Entah mengapa, seluruh keresahanku yang merekah ini mulai mereda ketika mataku yang tak habis-habisnya disuguhi nikmat Tuhan yang sangat luar biasa. Aku kini berjalan menyusuri jalur pendakian, mengikuti tanda serta kata hati. Membelah hutan yang selalu berusaha menyembunyikan cahaya matahari.
“Kita melangkah, susuri hutan berdua.” Jamal bersenandung, membawakan lagu milik Fiersa Besari yang bertajuk Sepasang Mendaki.
“Tapi saya bukan pacar kamu, Jamal.”
“Berisik deh. Gue lagi menghayati nikmatnya lagu itu.”
Aku berjalan, hingga tak terasa kami telah mencapai pos lima.
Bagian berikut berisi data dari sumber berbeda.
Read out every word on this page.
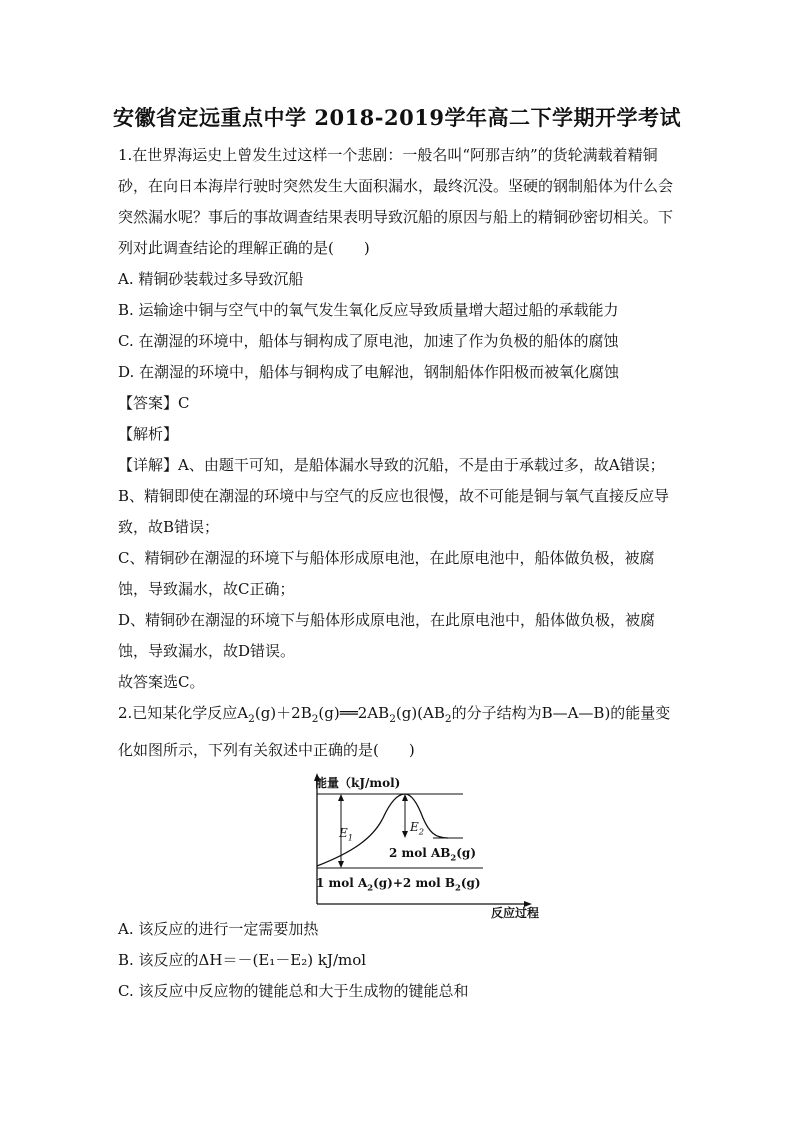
安徽省定远重点中学 2018-2019学年高二下学期开学考试

1.在世界海运史上曾发生过这样一个悲剧：一般名叫“阿那吉纳”的货轮满载着精铜砂，在向日本海岸行驶时突然发生大面积漏水，最终沉没。坚硬的钢制船体为什么会突然漏水呢？事后的事故调查结果表明导致沉船的原因与船上的精铜砂密切相关。下列对此调查结论的理解正确的是(　　)

A. 精铜砂装载过多导致沉船

B. 运输途中铜与空气中的氧气发生氧化反应导致质量增大超过船的承载能力

C. 在潮湿的环境中，船体与铜构成了原电池，加速了作为负极的船体的腐蚀

D. 在潮湿的环境中，船体与铜构成了电解池，钢制船体作阳极而被氧化腐蚀

【答案】C

【解析】

【详解】A、由题干可知，是船体漏水导致的沉船，不是由于承载过多，故A错误；

B、精铜即使在潮湿的环境中与空气的反应也很慢，故不可能是铜与氧气直接反应导致，故B错误；

C、精铜砂在潮湿的环境下与船体形成原电池，在此原电池中，船体做负极，被腐蚀，导致漏水，故C正确；

D、精铜砂在潮湿的环境下与船体形成原电池，在此原电池中，船体做负极，被腐蚀，导致漏水，故D错误。

故答案选C。

2.已知某化学反应$A_2(g)+2B_2(g)══2AB_2(g)(AB_2$的分子结构为B—A—B)的能量变化如图所示，下列有关叙述中正确的是(　　)

能量（kJ/mol)
$E_1$
$E_2$
2 mol $AB_2(g)$
1 mol $A_2(g)+2$ mol $B_2(g)$
反应过程

A. 该反应的进行一定需要加热

B. 该反应的ΔH＝－(E₁－E₂) kJ/mol

C. 该反应中反应物的键能总和大于生成物的键能总和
Sebuah pos di ketinggian sekitar 2.800-2.900 meter di atas permukaan laut yang terkenal karena menunjukkan bagamana keindahan sunset serta deretan bintang yang sangat indah. Maralu tak habis-habisnya menatap betapa luasnya sabana yang beradu dengan indahnya langit jingga.
“Bantuin gue kek, Hes. Lo mau gitu tidur beralaskan bumi beratapkan langit? Gue sih ogah.”
“Iya sabar kenapa? Saya mau keluarin kompor buat masak.”
“Eh mau masak? Gue mending berdiriin tenda sendiri deh. Lo aja yang masak.” Aku melayangkan tatapan kesal kepada sahabatku itu dan kini aku mulai mengeluarkan kompor serta merakitnya.
Setelah aku mulai mendidihkan air, aku meraih buku hijau yang tadi aku bawa, mulai membukanya dan membaca tiap lembar dari buku itu.
“Pantas saja, Resa tidak mau sama saya. Dia maunya modelan Hilmy, dan dia menemukannya di Doni.” Aku menutup buku itu dan mulai memasak makanan untuk kami santap sembari melihat satu persatu rasi bintang yang tergantung di cakrawala.